L’opéra est tout entier organisé autour du faux : la rosière est une dévergondée notoire ; Fleurette et Saphir ne sont pas paysans mais d’extraction princière ; les épouses de Barbe-bleue ne sont pas davantage mortes que les courtisans dont Bobeche a exigé l’exécution… La courtisanerie s’étale dans toute sa bassesse et le roi se réjouit de voir ses flagorneurs courbés chaque jour plus bas que la veille… Il faut bien sûr y lire une expression de l’hypocrisie de la société bourgeoise du Second Empire mais celle-ci pourrait bien, à 150 ans de distance, se retourner contre l’œuvre elle-même : la tonalité de Barbe-bleue a beau être grivoise, la pièce ne s’en achève pas moins par la célébration de sept mariages simultanés. Dommage également que soit imposé à la talentueuse Héloïse Mas un texte, aujourd’hui pénible, supposé traduire la vulgarité et l’ignorance prêtées par les librettistes aux jeunes femmes de la campagne.

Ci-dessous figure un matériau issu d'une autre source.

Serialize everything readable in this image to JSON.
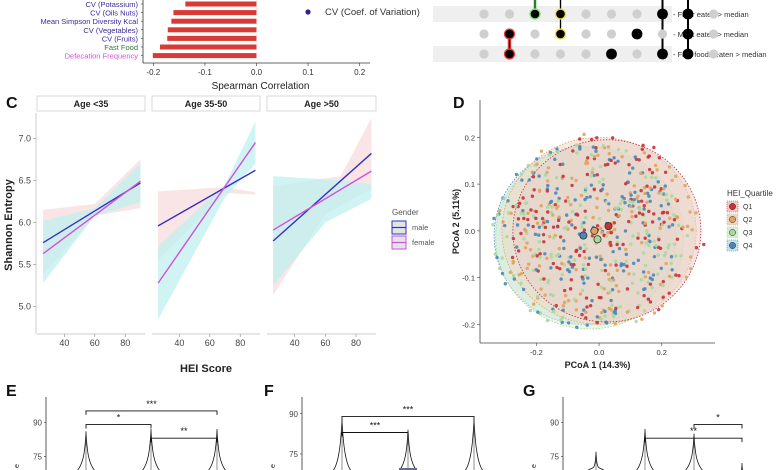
{
  "chart_data": [
    {
      "panel": "",
      "type": "bar",
      "orientation": "horizontal",
      "title": "",
      "xlabel": "Spearman Correlation",
      "ylabel": "",
      "xlim": [
        -0.22,
        0.22
      ],
      "xticks": [
        "-0.2",
        "-0.1",
        "0.0",
        "0.1",
        "0.2"
      ],
      "xtick_values": [
        -0.2,
        -0.1,
        0.0,
        0.1,
        0.2
      ],
      "bar_color": "#d93a35",
      "categories": [
        {
          "label": "CV (Potassium)",
          "value": -0.138,
          "color": "#3a2a9e"
        },
        {
          "label": "CV (Oils Nuts)",
          "value": -0.161,
          "color": "#3a2a9e"
        },
        {
          "label": "Mean Simpson Diversity Kcal",
          "value": -0.165,
          "color": "#3a2a9e"
        },
        {
          "label": "CV (Vegetables)",
          "value": -0.172,
          "color": "#3a2a9e"
        },
        {
          "label": "CV (Fruits)",
          "value": -0.173,
          "color": "#3a2a9e"
        },
        {
          "label": "Fast Food",
          "value": -0.187,
          "color": "#2f7a2f"
        },
        {
          "label": "Defecation Frequency",
          "value": -0.201,
          "color": "#d94fd9"
        }
      ],
      "legend": [
        {
          "label": "CV (Coef. of Variation)",
          "color": "#3a1f8c"
        }
      ]
    },
    {
      "panel": "",
      "type": "table",
      "subtype": "upset-matrix",
      "rows": [
        "Fiber eaten > median",
        "Meat eaten > median",
        "Fast foods eaten > median"
      ],
      "columns": [
        {
          "active": [
            false,
            false,
            false
          ],
          "highlight": ""
        },
        {
          "active": [
            false,
            true,
            true
          ],
          "highlight": "#e53b3b"
        },
        {
          "active": [
            true,
            false,
            false
          ],
          "highlight": "#7be07b"
        },
        {
          "active": [
            true,
            true,
            false
          ],
          "highlight": "#e6e04a"
        },
        {
          "active": [
            false,
            false,
            false
          ],
          "highlight": ""
        },
        {
          "active": [
            false,
            false,
            true
          ],
          "highlight": ""
        },
        {
          "active": [
            false,
            true,
            false
          ],
          "highlight": ""
        },
        {
          "active": [
            true,
            false,
            true
          ],
          "highlight": ""
        },
        {
          "active": [
            true,
            true,
            true
          ],
          "highlight": ""
        },
        {
          "active": [
            false,
            false,
            false
          ],
          "highlight": ""
        }
      ]
    },
    {
      "panel": "C",
      "type": "line",
      "facets": [
        "Age <35",
        "Age 35-50",
        "Age >50"
      ],
      "xlabel": "HEI Score",
      "ylabel": "Shannon Entropy",
      "xlim": [
        22,
        93
      ],
      "ylim": [
        4.7,
        7.3
      ],
      "xticks": [
        40,
        60,
        80
      ],
      "yticks": [
        "5.0",
        "5.5",
        "6.0",
        "6.5",
        "7.0"
      ],
      "ytick_values": [
        5.0,
        5.5,
        6.0,
        6.5,
        7.0
      ],
      "legend_title": "Gender",
      "series": [
        {
          "name": "male",
          "color": "#3a2fc0",
          "ribbon": "#bff0ef",
          "lines": [
            [
              [
                26,
                5.76
              ],
              [
                90,
                6.47
              ]
            ],
            [
              [
                26,
                5.96
              ],
              [
                90,
                6.62
              ]
            ],
            [
              [
                26,
                5.78
              ],
              [
                90,
                6.82
              ]
            ]
          ],
          "ribbons_upper": [
            [
              [
                26,
                6.02
              ],
              [
                60,
                6.17
              ],
              [
                90,
                6.7
              ]
            ],
            [
              [
                26,
                5.72
              ],
              [
                70,
                6.45
              ],
              [
                90,
                7.2
              ]
            ],
            [
              [
                26,
                6.55
              ],
              [
                70,
                6.5
              ],
              [
                90,
                6.45
              ]
            ]
          ],
          "ribbons_lower": [
            [
              [
                26,
                5.28
              ],
              [
                60,
                6.08
              ],
              [
                90,
                6.24
              ]
            ],
            [
              [
                26,
                4.85
              ],
              [
                70,
                6.3
              ],
              [
                90,
                6.7
              ]
            ],
            [
              [
                26,
                5.25
              ],
              [
                60,
                6.0
              ],
              [
                90,
                6.28
              ]
            ]
          ]
        },
        {
          "name": "female",
          "color": "#d44fd8",
          "ribbon": "#f7dcdc",
          "lines": [
            [
              [
                26,
                5.63
              ],
              [
                90,
                6.49
              ]
            ],
            [
              [
                26,
                5.28
              ],
              [
                90,
                6.95
              ]
            ],
            [
              [
                26,
                5.91
              ],
              [
                90,
                6.61
              ]
            ]
          ],
          "ribbons_upper": [
            [
              [
                26,
                6.15
              ],
              [
                60,
                6.22
              ],
              [
                90,
                6.75
              ]
            ],
            [
              [
                26,
                6.37
              ],
              [
                70,
                6.42
              ],
              [
                90,
                6.36
              ]
            ],
            [
              [
                26,
                6.43
              ],
              [
                70,
                6.55
              ],
              [
                90,
                7.24
              ]
            ]
          ],
          "ribbons_lower": [
            [
              [
                26,
                5.38
              ],
              [
                60,
                6.08
              ],
              [
                90,
                6.17
              ]
            ],
            [
              [
                26,
                5.55
              ],
              [
                70,
                6.35
              ],
              [
                90,
                6.33
              ]
            ],
            [
              [
                26,
                5.14
              ],
              [
                60,
                6.1
              ],
              [
                90,
                6.4
              ]
            ]
          ]
        }
      ]
    },
    {
      "panel": "D",
      "type": "scatter",
      "xlabel": "PCoA 1 (14.3%)",
      "ylabel": "PCoA 2 (5.11%)",
      "xlim": [
        -0.38,
        0.37
      ],
      "ylim": [
        -0.24,
        0.28
      ],
      "xticks": [
        "-0.2",
        "0.0",
        "0.2"
      ],
      "xtick_values": [
        -0.2,
        0.0,
        0.2
      ],
      "yticks": [
        "-0.2",
        "-0.1",
        "0.0",
        "0.1",
        "0.2"
      ],
      "ytick_values": [
        -0.2,
        -0.1,
        0.0,
        0.1,
        0.2
      ],
      "legend_title": "HEI_Quartile",
      "series": [
        {
          "name": "Q1",
          "color": "#c8313a",
          "centroid": [
            0.03,
            0.01
          ],
          "ellipse": {
            "cx": 0.025,
            "cy": 0.0,
            "rx": 0.3,
            "ry": 0.195
          }
        },
        {
          "name": "Q2",
          "color": "#e0a35c",
          "centroid": [
            -0.015,
            0.0
          ],
          "ellipse": {
            "cx": 0.0,
            "cy": 0.0,
            "rx": 0.31,
            "ry": 0.2
          }
        },
        {
          "name": "Q3",
          "color": "#a8d89e",
          "centroid": [
            -0.005,
            -0.018
          ],
          "ellipse": {
            "cx": -0.03,
            "cy": -0.015,
            "rx": 0.3,
            "ry": 0.195
          }
        },
        {
          "name": "Q4",
          "color": "#4a87b8",
          "centroid": [
            -0.05,
            -0.01
          ],
          "ellipse": {
            "cx": -0.045,
            "cy": -0.01,
            "rx": 0.29,
            "ry": 0.19
          }
        }
      ],
      "approx_points_per_group": 160
    },
    {
      "panel": "E",
      "type": "violin",
      "yticks": [
        "75",
        "90"
      ],
      "ytick_values": [
        75,
        90
      ],
      "ylim": [
        70,
        102
      ],
      "groups": 3,
      "violin_tops": [
        86,
        87,
        87
      ],
      "comparisons": [
        {
          "from": 0,
          "to": 2,
          "y": 95,
          "label": "***"
        },
        {
          "from": 0,
          "to": 1,
          "y": 89,
          "label": "*"
        },
        {
          "from": 1,
          "to": 2,
          "y": 83,
          "label": "**"
        }
      ]
    },
    {
      "panel": "F",
      "type": "violin",
      "yticks": [
        "75",
        "90"
      ],
      "ytick_values": [
        75,
        90
      ],
      "ylim": [
        70,
        97
      ],
      "groups": 3,
      "violin_tops": [
        88,
        84,
        88
      ],
      "comparisons": [
        {
          "from": 0,
          "to": 2,
          "y": 89,
          "label": "***"
        },
        {
          "from": 0,
          "to": 1,
          "y": 83,
          "label": "***"
        }
      ]
    },
    {
      "panel": "G",
      "type": "violin",
      "yticks": [
        "75",
        "90"
      ],
      "ytick_values": [
        75,
        90
      ],
      "ylim": [
        70,
        102
      ],
      "groups": 4,
      "violin_tops": [
        77,
        87,
        85,
        72
      ],
      "comparisons": [
        {
          "from": 1,
          "to": 3,
          "y": 83,
          "label": "**"
        },
        {
          "from": 2,
          "to": 3,
          "y": 89,
          "label": "*"
        }
      ]
    }
  ]
}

Sans égaler le délire de son Roi carotte (reprogrammé la saison prochaine), la mise en scène de Laurent Pelly (appuyée par l’adaptation d’Agathe Mélinand) donne un beau dynamisme à l’ensemble, notamment par la subtile coordination et la mobilité constante des interprètes. Les décors de Chantal Thomas accentuent les contrastes (la cour de ferme, le salon princier, le tombeau des épouses de Barbe-bleue) tout apportant une légère touche critique (via des couvertures géantes de presse people). La lecture de l’œuvre ainsi proposée parvient à instaurer une distance avec son contexte originel suffisante pour qu’on trouve plaisir à ce qui reste une grosse farce. Qu’il parvienne à nous faire apprécier un plat aussi gras par temps de canicule est la preuve du talent de Laurent Pelly.

Carmen S.

1. Pas au sens de Terry Riley (accueilli l’automne dernier au même Opéra de Lyon), hélas.